According to Farag, the unrest in Tunisia, Egypt, Libya, Yemen and Bahrain would not take place in Syria thanks to “the freedom of social life that is obvious on the streets of Syrian cities.”
“Syria is maybe the only country in the Middle East where ambassadors and consuls walk in the streets freely with no accompanying private security,” Farag said.

Syrian Investment Authority figures show that Iraq, which was the number-one investor in Syria from 1991 until 1998, was replaced by Turkey in 2009. Even though the investment agency did not indicate the size of the Turkish investment, it was expected to be over $1 billion, according to data from the Foreign Economic Relation Board of Turkey, or DEİK.

Still, some companies are cautious. “We would like to carry on with our investments but we are currently observing what could happen in the region first,” said Abud Abdo, board chairman of Hateks, which has invested $10 million in a textile facility in Aleppo, along with its base in Hatay on Turkey’s Syrian border.
“Nothing will spread to the main cities; we are still looking at the outcomes of the events,” said Abdo.
“We have bus lines from Turkey to the Syrian cities of Aleppo, Damascus and Latakia every day,” said Alaaddin Sönmez, an executive from Hatay Güney, a tour manager that operates between Turkey and Syria.
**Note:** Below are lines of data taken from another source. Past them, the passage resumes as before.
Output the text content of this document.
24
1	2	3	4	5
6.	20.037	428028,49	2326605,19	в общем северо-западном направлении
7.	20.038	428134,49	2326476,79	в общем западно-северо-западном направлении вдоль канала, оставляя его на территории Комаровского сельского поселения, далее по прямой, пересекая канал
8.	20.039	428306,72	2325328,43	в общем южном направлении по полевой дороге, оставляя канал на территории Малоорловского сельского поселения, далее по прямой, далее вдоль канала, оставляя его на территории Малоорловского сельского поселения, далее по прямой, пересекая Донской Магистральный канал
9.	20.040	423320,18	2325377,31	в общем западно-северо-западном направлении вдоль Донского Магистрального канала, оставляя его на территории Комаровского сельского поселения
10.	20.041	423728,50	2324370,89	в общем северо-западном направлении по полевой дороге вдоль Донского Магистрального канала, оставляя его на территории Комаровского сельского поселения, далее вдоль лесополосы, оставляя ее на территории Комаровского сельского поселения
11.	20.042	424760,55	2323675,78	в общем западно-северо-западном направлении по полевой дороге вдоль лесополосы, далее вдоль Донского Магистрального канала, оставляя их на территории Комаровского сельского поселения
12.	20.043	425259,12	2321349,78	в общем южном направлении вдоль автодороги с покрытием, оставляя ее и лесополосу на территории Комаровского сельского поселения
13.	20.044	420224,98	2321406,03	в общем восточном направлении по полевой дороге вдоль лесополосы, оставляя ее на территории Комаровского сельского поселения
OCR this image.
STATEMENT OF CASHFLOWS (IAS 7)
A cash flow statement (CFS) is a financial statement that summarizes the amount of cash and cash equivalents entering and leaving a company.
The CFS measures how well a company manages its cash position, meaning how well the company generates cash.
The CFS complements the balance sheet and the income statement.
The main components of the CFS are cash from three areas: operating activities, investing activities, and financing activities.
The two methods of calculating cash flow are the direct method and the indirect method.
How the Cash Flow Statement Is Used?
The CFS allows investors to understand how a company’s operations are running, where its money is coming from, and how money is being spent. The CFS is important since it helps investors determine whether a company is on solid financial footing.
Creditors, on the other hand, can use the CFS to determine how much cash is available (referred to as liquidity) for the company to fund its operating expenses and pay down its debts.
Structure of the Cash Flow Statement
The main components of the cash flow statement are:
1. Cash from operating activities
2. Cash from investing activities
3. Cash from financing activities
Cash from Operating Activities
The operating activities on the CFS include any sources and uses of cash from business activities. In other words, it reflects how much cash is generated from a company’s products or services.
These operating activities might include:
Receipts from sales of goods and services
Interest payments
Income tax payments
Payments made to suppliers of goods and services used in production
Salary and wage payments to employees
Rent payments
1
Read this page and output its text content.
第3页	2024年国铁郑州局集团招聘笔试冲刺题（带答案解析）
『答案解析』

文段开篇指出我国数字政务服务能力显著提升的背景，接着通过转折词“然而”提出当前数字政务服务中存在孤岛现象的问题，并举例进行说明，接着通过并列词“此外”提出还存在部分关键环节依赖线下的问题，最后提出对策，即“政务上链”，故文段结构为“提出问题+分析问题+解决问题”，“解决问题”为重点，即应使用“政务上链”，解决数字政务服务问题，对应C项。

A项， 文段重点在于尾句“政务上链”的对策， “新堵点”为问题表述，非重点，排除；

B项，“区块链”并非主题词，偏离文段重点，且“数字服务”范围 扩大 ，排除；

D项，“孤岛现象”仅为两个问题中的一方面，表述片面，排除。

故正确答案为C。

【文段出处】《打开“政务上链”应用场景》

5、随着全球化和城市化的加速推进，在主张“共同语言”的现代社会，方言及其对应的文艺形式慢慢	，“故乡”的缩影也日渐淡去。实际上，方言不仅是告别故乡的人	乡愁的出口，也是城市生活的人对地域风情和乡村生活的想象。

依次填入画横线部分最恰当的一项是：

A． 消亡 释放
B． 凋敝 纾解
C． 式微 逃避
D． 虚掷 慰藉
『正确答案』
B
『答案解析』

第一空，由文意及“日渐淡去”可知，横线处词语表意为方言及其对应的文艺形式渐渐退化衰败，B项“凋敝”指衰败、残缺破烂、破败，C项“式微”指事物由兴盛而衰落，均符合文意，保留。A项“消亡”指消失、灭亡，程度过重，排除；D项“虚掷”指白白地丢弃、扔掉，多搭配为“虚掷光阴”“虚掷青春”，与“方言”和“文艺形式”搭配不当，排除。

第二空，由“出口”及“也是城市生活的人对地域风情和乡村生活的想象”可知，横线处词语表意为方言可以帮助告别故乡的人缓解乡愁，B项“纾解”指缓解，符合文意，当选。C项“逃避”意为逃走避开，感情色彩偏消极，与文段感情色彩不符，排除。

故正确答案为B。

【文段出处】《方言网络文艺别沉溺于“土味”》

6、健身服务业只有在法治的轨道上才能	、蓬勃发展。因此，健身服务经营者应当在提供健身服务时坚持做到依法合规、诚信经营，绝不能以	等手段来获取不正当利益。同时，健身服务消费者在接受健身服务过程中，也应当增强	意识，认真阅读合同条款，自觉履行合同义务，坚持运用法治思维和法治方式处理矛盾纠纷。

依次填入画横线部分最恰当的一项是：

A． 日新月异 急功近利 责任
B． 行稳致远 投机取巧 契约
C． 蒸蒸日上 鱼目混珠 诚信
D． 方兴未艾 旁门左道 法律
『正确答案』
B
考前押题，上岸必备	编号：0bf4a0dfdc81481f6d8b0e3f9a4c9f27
He said he had not yet observed any extraordinary situation.

 “Even though the protests are in a small southern town of the country, we certainly do not know whether the protest could spread to other parts,” Sönmez told the Daily News. “As we all know, it always starts with the minor protests in those countries – Tunisia, Egypt, Libya and Yemen – and escalates through time.”
“One of the reasons behind the protests in Syria is that many families are … struggling with poverty in the south and northeast of the country,” he said, adding that the emergency law in place since the Baath Party took power in a 1963 coup and banned all opposition was another key motivation of the protests.

‘Shift of axis’ 

In recent years, Turkey has succeeded in gaining a larger portion of Middle Eastern markets by exporting more than ever as a result of its active diplomacy and “zero-problems-with-neighbors” policy.
In response to criticism that the country was shifting its axis toward the east, Turkish Prime Minister Recep Tayyip Erdoğan told a university conference in Istanbul in November 2010 that there was no axis shift in Turkey’s policies. “No country on earth has the luxury to turn its back on developments in the era of globalization,” said Erdoğan, according to state-run broadcaster TRT World.

Turkey’s exports to Iraq, United Arab Emirates, Egypt, Iran, Libya, Algeria, Saudi Arabia, Israel and Syria totaled $24 billion at the end of 2010. The figure is equivalent to almost one-quarter of Turkey's total exports of $114 billion last year.

Recent figures from the Turkish Exporters’ Assembly, or TİM, indicate that Turkey might record a lower export volume due to increasing tension and ongoing turmoil in the region, as exports to Tunisia had fallen by 38 percent while foreign sales to Libya had declined by 6 percent by last month.